The Dutch are using less energy, with gas and electricity consumption per head of the population back at the level of 1970, new figures from statistics agency CBS show.
In total, the Dutch used 154 gigajoules of energy last year, compared with 173 gigajoules in 2022.
Energy use per head of the population has been declining since 2013 because of improved insulation in homes and cars using less fuel. Warmer winters have also played a part, the CBS said.
Last year, energy prices soared because of the Russian invasion of Ukraine and this too spurred people to better insulate their homes and cut gas and electricity use in general.

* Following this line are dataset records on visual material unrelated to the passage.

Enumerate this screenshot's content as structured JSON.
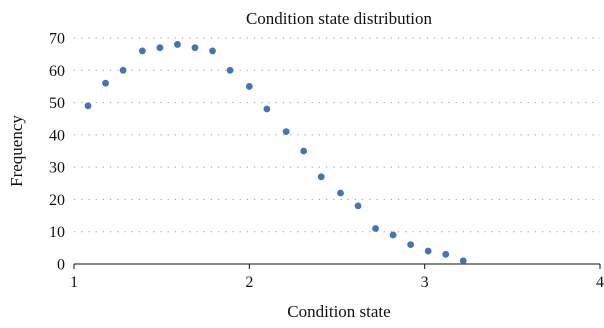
{
  "chart_data": {
    "type": "scatter",
    "title": "Condition state distribution",
    "xlabel": "Condition state",
    "ylabel": "Frequency",
    "xlim": [
      1,
      4
    ],
    "ylim": [
      0,
      70
    ],
    "xticks": [
      1,
      2,
      3,
      4
    ],
    "yticks": [
      0,
      10,
      20,
      30,
      40,
      50,
      60,
      70
    ],
    "grid": {
      "y_major": true,
      "x_major": false,
      "style": "dotted"
    },
    "legend": "none",
    "marker_color": "#4a72ad",
    "series": [
      {
        "x": [
          1.08,
          1.18,
          1.28,
          1.39,
          1.49,
          1.59,
          1.69,
          1.79,
          1.89,
          2.0,
          2.1,
          2.21,
          2.31,
          2.41,
          2.52,
          2.62,
          2.72,
          2.82,
          2.92,
          3.02,
          3.12,
          3.22
        ],
        "y": [
          49,
          56,
          60,
          66,
          67,
          68,
          67,
          66,
          60,
          55,
          48,
          41,
          35,
          27,
          22,
          18,
          11,
          9,
          6,
          4,
          3,
          1
        ]
      }
    ]
  }
}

Up to 2018, some 90% of the energy used in the Netherlands came from fossil fuels but this has now fallen to 83%, the CBS said.
As of this month, the Dutch have also stopped pumping up gas from under Groningen province, increasing reliance on energy sources from abroad. In 2022, the Netherlands has not been so dependent on foreign sources of fuel since 1906 when coal mining started in Limburg, the CBS said.
Since the Slochteren gas field was opened in 1963 the Dutch state has earned €360 billion from gas extraction, with another €66 billion split between energy giants Shell and ExxonMobil.
But the cost to the community was high: more than 1,600 earthquakes have hit the region since the 1980s, damaging 85,000 buildings. The turning point was a quake measuring 3.6 on the Richter scale in the village of Huizinge in 2012.
Since then production has been cut from 54 billion cubic metres per year to just 3.6 billion cubic metres last year.